One post of Scott’s that I like very much is his “The Hiring Scott Aaronson FAQ“, where he lists some of the questions he was asked in his job search (he is a postdoc at my alma mater, the University of Waterloo’s Department of Combinatorics and Optimization). I’ve interviewed for a job or two in the couple years this blog has been going, but I have not been bold enough to talk about it. Scott uses the entry as a very quick survey of what he believes in, and the interviewers don’t come across like idiots (I guess I would have asked about half the questions myself).

Check out also his article “NP-Complete Problems and Physical Reality“published a couple of years ago in the SIGACT News complexity column.
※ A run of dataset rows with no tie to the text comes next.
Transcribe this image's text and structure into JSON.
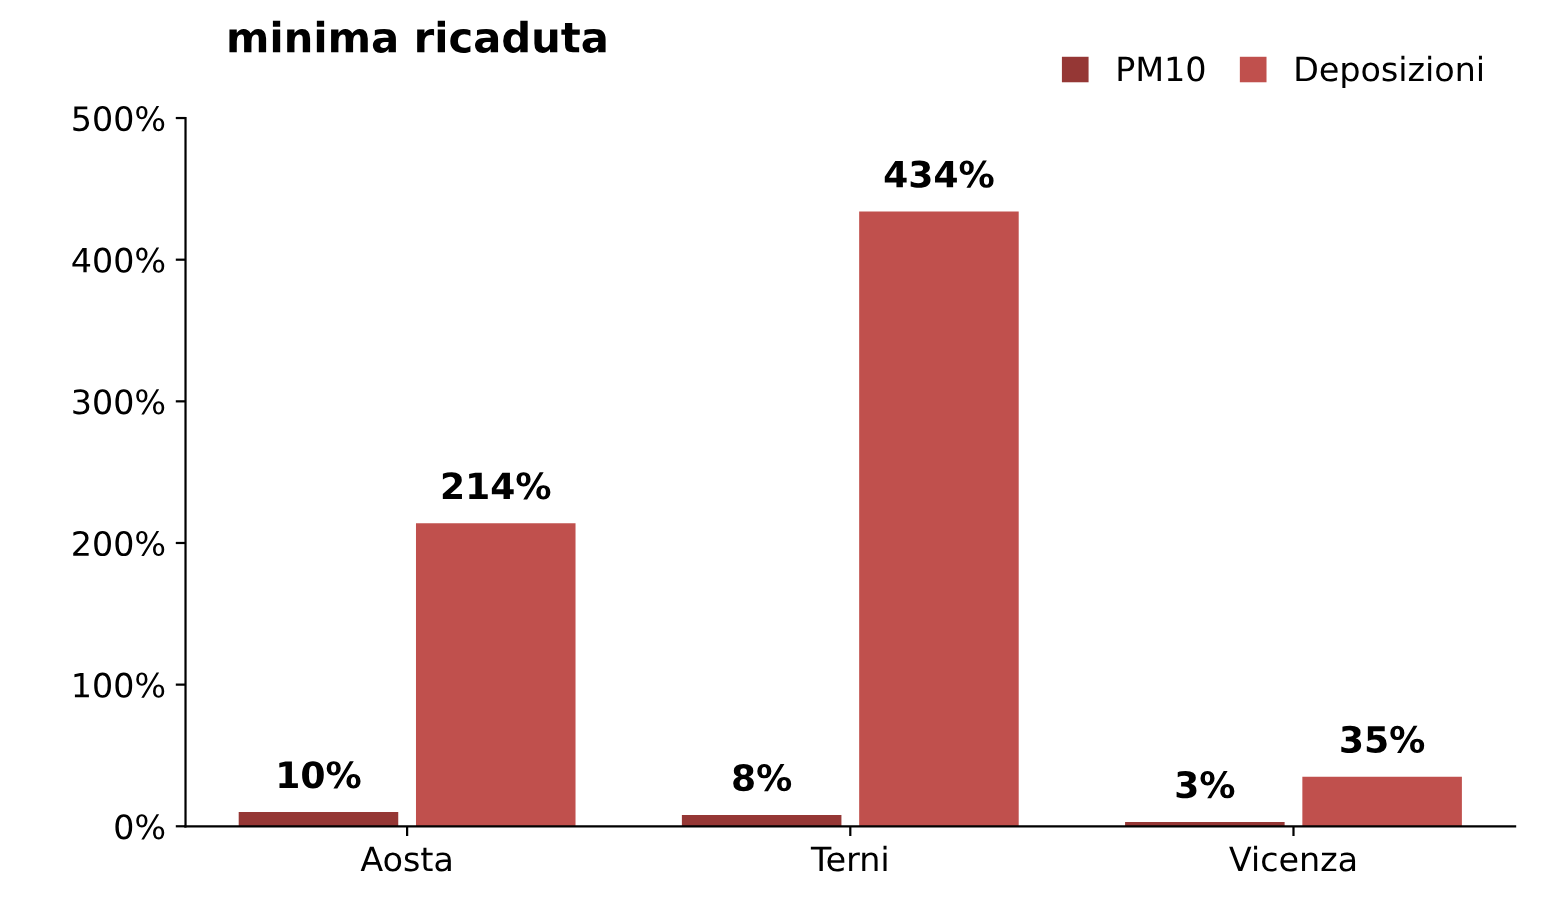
{
  "chart_data": {
    "type": "bar",
    "title": "minima ricaduta",
    "categories": [
      "Aosta",
      "Terni",
      "Vicenza"
    ],
    "series": [
      {
        "name": "PM10",
        "color": "#953735",
        "values": [
          10,
          8,
          3
        ],
        "value_labels": [
          "10%",
          "8%",
          "3%"
        ]
      },
      {
        "name": "Deposizioni",
        "color": "#c0504d",
        "values": [
          214,
          434,
          35
        ],
        "value_labels": [
          "214%",
          "434%",
          "35%"
        ]
      }
    ],
    "ylim": [
      0,
      500
    ],
    "yticks": [
      {
        "value": 0,
        "label": "0%"
      },
      {
        "value": 100,
        "label": "100%"
      },
      {
        "value": 200,
        "label": "200%"
      },
      {
        "value": 300,
        "label": "300%"
      },
      {
        "value": 400,
        "label": "400%"
      },
      {
        "value": 500,
        "label": "500%"
      }
    ],
    "grid": false,
    "legend": "top right"
  }
}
Having lived through an era when NP-completeness results were being churned out by the boatload with only a few providing real insight and advance (kinda like approximation results these days), I have not advanced very much beyond what I knew ten years ago, but Scott’s writing make this look pretty interesting again.

Finally, I am jealous of Scott’s ability to write well enough and intriguingly enough to generate dozens of comments on each of his posts. He points to the following review of his blog:

OK, on to the second breakfast link. Bill Gasarch has reviewed my blog for SIGACT News (scroll down to page 15), together with Lance Fortnow’s and Luca Trevisan’s. Favorite quotes:

Lance is Walter Cronkite. Scott is Stephen Colbert.

The name of the blog, ‘Shtetl-Optimized’ does not really say what it is about. With this in mind one can never say Scott has gone ‘off topic’ since its [sic] not clear what the topic should be.

Perhaps I am sticking to the topic too much!